Bye bye truck!  Bye bye love!  Bye bye carefree youth and days of no responsibility!  Bye bye joy, freedom, and all things good!  Hello loneliness!  Hello receding hairline and increasing waistline and decreasing interest in anything cool!










Truck, you were good to us.  Now we will just have to quit playing around, and buckle down and get boring grown-up jobs to which we will drive our little compact hatchback.   Maybe a job in a lab measuring things or counting things or something.  Oh wait. . .

What I Love Today

Death Metal Rooster

1.07.2010

One More Reason I am Proud of the ATX

One of my latest favourite bands, The Portland Cello Project, had a Hey Ya contest wherein they would play "Hey Ya" by Outkast in each city to which they toured, and the highest scoring town won.

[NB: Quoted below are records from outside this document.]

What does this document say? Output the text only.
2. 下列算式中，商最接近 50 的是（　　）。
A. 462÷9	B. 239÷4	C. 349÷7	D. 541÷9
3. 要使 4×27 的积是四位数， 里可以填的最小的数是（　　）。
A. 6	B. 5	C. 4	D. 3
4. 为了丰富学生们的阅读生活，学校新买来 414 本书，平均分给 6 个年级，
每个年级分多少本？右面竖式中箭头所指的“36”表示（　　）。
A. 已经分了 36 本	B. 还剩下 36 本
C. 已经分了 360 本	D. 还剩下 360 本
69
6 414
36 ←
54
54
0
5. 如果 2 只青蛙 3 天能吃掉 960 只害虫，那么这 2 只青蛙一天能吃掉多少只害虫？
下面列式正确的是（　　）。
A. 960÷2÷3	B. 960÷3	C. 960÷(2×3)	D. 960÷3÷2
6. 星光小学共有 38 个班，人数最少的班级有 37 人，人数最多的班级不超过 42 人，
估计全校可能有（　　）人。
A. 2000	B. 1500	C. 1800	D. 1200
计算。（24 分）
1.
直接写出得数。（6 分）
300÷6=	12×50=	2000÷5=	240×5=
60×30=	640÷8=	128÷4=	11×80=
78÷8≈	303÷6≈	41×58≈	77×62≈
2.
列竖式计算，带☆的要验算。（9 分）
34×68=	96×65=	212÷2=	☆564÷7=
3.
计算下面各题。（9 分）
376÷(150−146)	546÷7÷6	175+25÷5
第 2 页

Austin kicked New York's ass.  Of course it did.  (Lubbock beat Austin, but they could study up because they don't have Ocote Soul Sounds live shows, The Broken Spoke, and a hell of a lot of good bar-b-q to distract them.)

Check out the scores.  Chicago and DC, I am just embarrassed for you.

1.05.2010

Joshua Tree, Tetherball Truck, IQ Gets Eaten by a Saber Toothed Tiger




This weekend brought all sorts of wondrous happening.  IQ did some science, I did some yoga, and then we drove up to Joshua Tree to meet with KA and "climb".  I put "climb" in quotation marks, because I have probably climbed 4 pitches in the past 2 years, so what I did in Joshua Tree was far from climbing.  It was a lot closer to flailing around on the rope and skinning my knees, then telling IQ and KA to go do do some actual climbing together while I found a nice a sunny spot to do some more yoga and read a book.  It was a fantastic little 2-day trip.

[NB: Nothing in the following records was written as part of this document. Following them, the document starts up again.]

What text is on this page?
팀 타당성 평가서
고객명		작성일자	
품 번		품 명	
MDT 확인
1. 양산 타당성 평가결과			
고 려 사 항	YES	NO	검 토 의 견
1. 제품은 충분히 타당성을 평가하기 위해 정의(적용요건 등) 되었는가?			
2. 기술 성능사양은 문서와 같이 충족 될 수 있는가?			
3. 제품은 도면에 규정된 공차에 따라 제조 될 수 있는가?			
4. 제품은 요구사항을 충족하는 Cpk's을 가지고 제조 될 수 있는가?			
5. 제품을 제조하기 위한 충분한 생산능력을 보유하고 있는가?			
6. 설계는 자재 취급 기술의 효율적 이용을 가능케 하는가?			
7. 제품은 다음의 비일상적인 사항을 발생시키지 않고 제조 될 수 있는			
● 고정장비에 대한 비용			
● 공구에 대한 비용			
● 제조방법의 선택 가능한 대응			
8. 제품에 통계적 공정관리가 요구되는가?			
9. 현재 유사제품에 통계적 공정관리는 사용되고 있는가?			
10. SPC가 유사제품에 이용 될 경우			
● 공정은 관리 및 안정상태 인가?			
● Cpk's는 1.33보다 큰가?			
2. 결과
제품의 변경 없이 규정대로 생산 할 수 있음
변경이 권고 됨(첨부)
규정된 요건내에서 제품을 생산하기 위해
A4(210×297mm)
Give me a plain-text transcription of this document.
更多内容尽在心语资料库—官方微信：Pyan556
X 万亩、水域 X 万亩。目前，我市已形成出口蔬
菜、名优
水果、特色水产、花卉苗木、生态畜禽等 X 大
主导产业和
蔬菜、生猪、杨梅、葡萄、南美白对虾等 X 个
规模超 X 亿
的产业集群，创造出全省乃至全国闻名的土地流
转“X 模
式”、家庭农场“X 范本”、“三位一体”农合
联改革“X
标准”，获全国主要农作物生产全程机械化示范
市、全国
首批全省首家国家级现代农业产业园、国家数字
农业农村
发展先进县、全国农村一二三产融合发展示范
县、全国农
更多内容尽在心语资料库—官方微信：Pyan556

This is a little baby Joshua Tree nestled near a yucca, or maybe it is a teddy-bear cactus.  Either way, it is not for hugging.  Do not hug sharp things.
IQ surveys the scene.


This is some of the rock at Josh.  It is a lovely, pretty slabby granite slope with a more vertical chunk on top.  The dark spot on the slab is not coyote poo, it is a pair of climbing shoes.  The little dark vertical thing on the top left of the vertical chunk is also not poo, it is Ian.
This is a view of some adjacent rocks.  The little dark spec on the top of the  tall rock, about a third of the way across the top from the left is a person.
On the drive back, IQ and I found some of the best roadside sculpture we have seen in a long time, arguably the best we have seen in CA.

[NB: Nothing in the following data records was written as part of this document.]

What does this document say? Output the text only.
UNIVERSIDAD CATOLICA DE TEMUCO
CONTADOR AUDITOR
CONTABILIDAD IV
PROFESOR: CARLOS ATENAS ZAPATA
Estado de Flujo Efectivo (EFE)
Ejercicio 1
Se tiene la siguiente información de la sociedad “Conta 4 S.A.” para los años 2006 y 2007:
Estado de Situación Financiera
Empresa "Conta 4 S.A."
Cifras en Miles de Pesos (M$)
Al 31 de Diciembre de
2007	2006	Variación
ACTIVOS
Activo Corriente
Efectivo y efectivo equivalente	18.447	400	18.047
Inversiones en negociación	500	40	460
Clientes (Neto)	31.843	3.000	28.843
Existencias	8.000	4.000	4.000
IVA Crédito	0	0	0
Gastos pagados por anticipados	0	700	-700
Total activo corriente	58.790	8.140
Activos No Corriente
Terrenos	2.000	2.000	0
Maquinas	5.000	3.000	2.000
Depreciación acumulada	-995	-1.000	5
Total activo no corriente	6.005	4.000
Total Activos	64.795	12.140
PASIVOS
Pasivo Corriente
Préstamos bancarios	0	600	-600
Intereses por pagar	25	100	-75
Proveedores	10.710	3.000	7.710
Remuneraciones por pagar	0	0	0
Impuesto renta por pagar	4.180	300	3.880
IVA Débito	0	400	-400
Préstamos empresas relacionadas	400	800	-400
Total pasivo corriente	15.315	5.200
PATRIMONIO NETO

We were really lucky it didn't break the skin.  Saber toothed tigers are FIERCE.
This was in a Veteran's Memorial traffic circle.  I know we owe a lot to our vets, but I honestly had no idea we could also thank our vets for keeping us safe from these ruthless Pleistocene threats.


Hands down, the most bizarre and striking thing on this trip was a sight we observed, stalked, and then caught on film during the drive back.  Look closely in the back of the red truck.  That is a tetherball pole, fully stocked with a tetherball.  They didn't even take the tetherball off the pole for highway transport.

For safety reasons, no one was playing tetherball at the time of transport.  Or, maybe nobody was playing because both players had already fallen out of the truck a few miles back.  Either way, nobody was winning.